Roche too has struggled to compete in the next-gen sequencing market against Illumina and Life Tech's Ion Torrent. Its benchtop sequencer, the 454 GS Junior, has failed to keep up with Illumina's MiSeq and the Ion Torrent PGM. Additionally, Roche's 454 flagship instrument, the GS FLX, has increasingly lost market share to the higher throughput HiSeq system. While the GS FLX was once lauded for having the longest reads, the HiSeq, MiSeq, and more recently Ion's PGM and Proton systems, have been narrowing that gap and come at a lower price point.
Due to its weakening position in the next-gen market and following its investment in PacBio, Roche announced plans in October to shut down its 454 sequencing business all together.
The decision came just months after Roche said it would consolidate its 454 and NimbleGen products into a new sequencing business unit in a broad restructuring that involved cutting around 60 positions, as well as ending a collaboration with DNA Electronics to develop a semiconductor sequencing and one with IBM to develop a solid-state nanopore sequencer.
Looking to 2014
The year ended with Illumina maintaining its dominance in the next-gen sequencing field. That does not appear likely to change in the near term, as the impacts of the deals between BGI and Complete Genomics, Thermo Fisher and Life Tech, and Roche and PacBio will likely not be felt immediately, but may ultimately shake up the field a bit.

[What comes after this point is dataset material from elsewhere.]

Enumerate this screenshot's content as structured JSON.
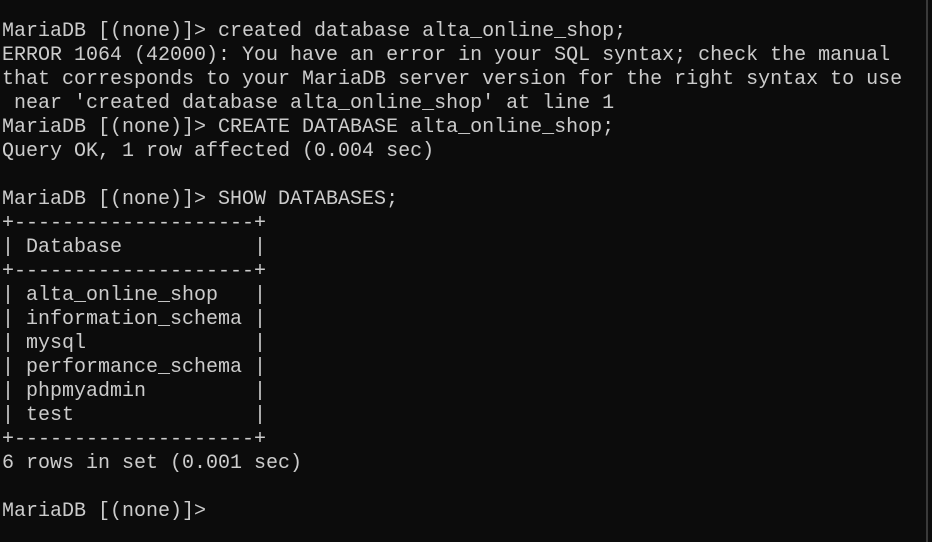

Additionally, 2014 may be the year when nanopore sequencing technology is commercialized. Oxford Nanopore Technologies, which experienced delays in launching the two nanopore sequencing instruments it is developing, the GridIon and disposable MinIon, said in December that it had opened registration for early access to its MinIon system.
Genia too has said it plans to commercialize its nanopore sequencing system in late 2014. In 2013, it made data available demonstrating a proof of principle for its tag-based single-molecule nanopore sequencing approach. It also secured a $5.25 million grant from the National Human Genome Research Institute's Advanced DNA Sequencing Technology program.
Other smaller companies are looking to soon launch systems, as well.
Following the end of its collaboration with Roche, DNA Electronics said it intended to pursue development of a semiconductor based sequencing system and this year published a proof of principle in Nature Methods.
Providence, RI-based Nabsys has also been developing a semiconductor-based sequencing system. It said in January that it planned to launch a first iteration of the platform this year, but has yet to do so. The firm is targeting its system initially for genome mapping of microbial organisms with future versions having applications in assembly and validation of larger genomes, structural variation detection, targeted sequencing, and eventually whole-genome sequencing.
GnuBio, meantime, unveiled its $50,000 desktop "picoinjector" system in October at the Consumer Genetics Conference in Boston. It has shipped the system to at least one beta tester this year and is planning for a wider commercial launch in 2014.